Shima Hospital (島病院, Shima byōin) is a hospital, now clinic, in Hiroshima, Japan. It was the exact location where the atomic bombing of Hiroshima took place on August 6, 1945. Shima Hospital is considered to be ground zero.

In 1948, the hospital was rebuilt from the ground up by Dr. Kaoru Shima. The reconstructed Shima Surgery is still in operation to the present day under the name Shima Internist Hospital (島内科医院, Shima naikai-in). Specialities of the present Shima Hospital are surgery, orthopaedics, internal medicine, and endoscopic treatment of the digestive organs. Adjacent to the Shima Hospital is a monument marking the hypocenter of the atomic blast, which is located about a five-minute walk away from the city's Atomic Bomb Dome or "A-Dome".

== Beginnings ==
Dr. Shima's family had overseen an established medicine practice in Hiroshima since the late 18th century. Proof of this can be found in a map of Nakanomura dated approximately 1780, in which the residence of the Shima family, birthplace of "Shima Hospital" founder Dr. Kaoru Shima, is noted as a clinic.

Dr. Kaoru Shima (1897–1977) graduated from the Osaka medical school, the present Osaka University medical department, which originated in the "Tekijuku" school. After graduating, he travelled throughout Europe and the United States to further his medical studies.

Following his quest to learn the latest developments in medicine and surgery and with his reputation as an excellent surgeon, he became lecturer of medicine at the Osaka Empire University (now the Osaka University), considered a high honor at the time, as the title of "honour lecturer" did not exist and Dr. Shima had a full-time occupation in Hiroshima. On August 31, 1933, Shima Hospital was founded. The Mayo Clinic served as Dr. Shima's model of choice. Shima Hospital was a two-storey building of brick construction with reinforced walls and a modern design. Kaoru Shima applied the rational hospital management concepts he learned in the United States, resulting in Shima Hospital's popularity as an inexpensive clinic with a high standard of treatment. Shima Hospital, following the Mayo Clinic model, is an exception to the usual profile of hospitals found in pre-war Japan that were based on German models and medical procedures.

== Atomic bombing ==
On August 6, 1945, Shima Hospital was completely destroyed by the atomic bombing of Hiroshima; the atomic bomb detonated directly above the building and the blast was directed downwards. Because the epicenter of the atomic bombing of Hiroshima was over the hospital, the hypocenter, or ground zero, was the hospital itself. All the medical staff and the patients who were in Shima Hospital, about 80, died instantly. At the time of the detonation, Kaoru Shima was away from Hiroshima city, as he had gone to assist a colleague with a difficult operation at a hospital in a nearby town. Thus he and his attending nurse were the only survivors of the Shima Hospital staff.
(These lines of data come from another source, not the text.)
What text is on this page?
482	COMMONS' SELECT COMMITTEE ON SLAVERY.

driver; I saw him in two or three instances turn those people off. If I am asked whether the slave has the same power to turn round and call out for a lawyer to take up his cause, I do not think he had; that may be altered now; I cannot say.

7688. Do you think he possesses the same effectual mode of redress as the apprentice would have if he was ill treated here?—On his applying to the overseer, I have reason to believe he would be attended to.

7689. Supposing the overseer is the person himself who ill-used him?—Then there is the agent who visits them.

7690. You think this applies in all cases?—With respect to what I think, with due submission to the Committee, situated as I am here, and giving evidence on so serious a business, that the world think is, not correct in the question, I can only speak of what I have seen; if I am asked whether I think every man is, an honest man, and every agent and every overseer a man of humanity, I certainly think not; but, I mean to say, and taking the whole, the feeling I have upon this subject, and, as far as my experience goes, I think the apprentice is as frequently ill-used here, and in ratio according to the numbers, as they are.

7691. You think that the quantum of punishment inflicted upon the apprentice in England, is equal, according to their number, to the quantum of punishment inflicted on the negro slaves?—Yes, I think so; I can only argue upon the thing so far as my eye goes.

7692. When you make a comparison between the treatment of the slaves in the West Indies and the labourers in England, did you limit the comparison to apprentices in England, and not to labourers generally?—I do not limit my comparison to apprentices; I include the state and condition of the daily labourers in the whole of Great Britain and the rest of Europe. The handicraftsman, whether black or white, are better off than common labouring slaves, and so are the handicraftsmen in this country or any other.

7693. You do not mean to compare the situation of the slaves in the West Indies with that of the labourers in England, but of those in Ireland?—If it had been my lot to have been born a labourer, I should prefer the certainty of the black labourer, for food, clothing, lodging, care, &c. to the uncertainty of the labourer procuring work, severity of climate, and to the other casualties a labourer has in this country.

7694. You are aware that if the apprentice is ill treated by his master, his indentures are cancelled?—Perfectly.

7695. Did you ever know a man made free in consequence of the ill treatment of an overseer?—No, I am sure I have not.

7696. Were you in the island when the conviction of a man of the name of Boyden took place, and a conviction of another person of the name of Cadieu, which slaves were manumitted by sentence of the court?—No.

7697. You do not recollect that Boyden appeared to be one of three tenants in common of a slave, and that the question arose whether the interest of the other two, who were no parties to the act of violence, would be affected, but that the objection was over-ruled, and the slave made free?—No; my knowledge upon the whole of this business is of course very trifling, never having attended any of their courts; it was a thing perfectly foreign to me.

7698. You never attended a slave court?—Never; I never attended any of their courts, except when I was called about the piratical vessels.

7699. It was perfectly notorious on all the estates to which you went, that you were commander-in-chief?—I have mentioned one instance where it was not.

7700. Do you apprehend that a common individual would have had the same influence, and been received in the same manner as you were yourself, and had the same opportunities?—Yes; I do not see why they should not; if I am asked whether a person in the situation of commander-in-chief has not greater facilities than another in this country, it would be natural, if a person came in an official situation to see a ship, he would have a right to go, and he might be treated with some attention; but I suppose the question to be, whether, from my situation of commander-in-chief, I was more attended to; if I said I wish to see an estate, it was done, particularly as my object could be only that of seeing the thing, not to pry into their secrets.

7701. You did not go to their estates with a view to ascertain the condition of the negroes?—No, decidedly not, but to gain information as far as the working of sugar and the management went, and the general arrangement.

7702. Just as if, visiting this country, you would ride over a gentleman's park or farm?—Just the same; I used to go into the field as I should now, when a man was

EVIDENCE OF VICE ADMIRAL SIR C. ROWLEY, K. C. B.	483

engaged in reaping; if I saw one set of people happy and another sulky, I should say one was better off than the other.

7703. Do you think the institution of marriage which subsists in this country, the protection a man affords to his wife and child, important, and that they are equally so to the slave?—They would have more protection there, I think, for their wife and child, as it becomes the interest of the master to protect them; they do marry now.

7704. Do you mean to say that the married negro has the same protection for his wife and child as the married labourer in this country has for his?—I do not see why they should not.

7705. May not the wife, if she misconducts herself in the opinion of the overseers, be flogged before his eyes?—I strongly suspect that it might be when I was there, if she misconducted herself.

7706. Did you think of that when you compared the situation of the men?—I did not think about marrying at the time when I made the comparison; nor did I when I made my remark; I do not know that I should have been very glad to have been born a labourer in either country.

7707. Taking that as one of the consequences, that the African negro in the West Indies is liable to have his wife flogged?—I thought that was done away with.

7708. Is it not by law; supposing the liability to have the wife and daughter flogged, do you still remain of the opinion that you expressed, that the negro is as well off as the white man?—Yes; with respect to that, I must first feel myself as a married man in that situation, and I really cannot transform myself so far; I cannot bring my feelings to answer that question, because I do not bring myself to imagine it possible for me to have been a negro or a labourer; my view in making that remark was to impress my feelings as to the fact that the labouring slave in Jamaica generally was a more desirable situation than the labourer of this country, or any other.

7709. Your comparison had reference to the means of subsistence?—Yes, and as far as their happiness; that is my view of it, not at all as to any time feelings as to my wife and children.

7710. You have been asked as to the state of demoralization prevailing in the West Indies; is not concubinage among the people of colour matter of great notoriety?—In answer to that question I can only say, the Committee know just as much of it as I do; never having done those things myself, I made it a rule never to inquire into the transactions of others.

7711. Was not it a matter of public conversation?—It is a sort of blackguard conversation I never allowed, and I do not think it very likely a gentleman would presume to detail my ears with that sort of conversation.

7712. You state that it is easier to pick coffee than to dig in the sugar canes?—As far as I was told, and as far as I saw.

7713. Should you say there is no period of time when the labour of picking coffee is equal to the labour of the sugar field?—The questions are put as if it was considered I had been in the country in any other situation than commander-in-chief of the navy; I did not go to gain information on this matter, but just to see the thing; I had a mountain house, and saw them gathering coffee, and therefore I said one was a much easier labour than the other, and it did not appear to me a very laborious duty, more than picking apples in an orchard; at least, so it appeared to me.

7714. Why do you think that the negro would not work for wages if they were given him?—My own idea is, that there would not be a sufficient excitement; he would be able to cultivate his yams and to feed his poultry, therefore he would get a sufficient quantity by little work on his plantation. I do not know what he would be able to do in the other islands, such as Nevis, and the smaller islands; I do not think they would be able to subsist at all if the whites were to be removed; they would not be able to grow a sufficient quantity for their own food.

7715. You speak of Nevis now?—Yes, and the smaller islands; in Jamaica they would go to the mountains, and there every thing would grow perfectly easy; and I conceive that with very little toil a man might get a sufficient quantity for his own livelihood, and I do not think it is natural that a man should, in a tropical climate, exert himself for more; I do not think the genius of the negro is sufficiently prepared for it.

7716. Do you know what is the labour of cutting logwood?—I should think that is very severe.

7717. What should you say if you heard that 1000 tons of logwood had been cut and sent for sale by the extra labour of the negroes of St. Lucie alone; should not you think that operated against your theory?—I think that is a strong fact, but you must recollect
Dr. Kaoru Shima returned to Hiroshima on the night of August 6 and began treatment of the injured people. On the afternoon of August 7, Shima found an operation tool he had purchased in the U.S. at the site of the destroyed hospital, the only remaining trace of the structure. Kaoru Shima and the nurse found a large quantity of bleached bones at the bottom of the debris, as the corpses had immediately become skeletonized by the blast.

Shima learned American medical care and practised American medical care at his hospital. Therefore, the war with the U.S. was a considerable shock for him. Shima disagreed with the Pacific War, and risked being killed by special political police.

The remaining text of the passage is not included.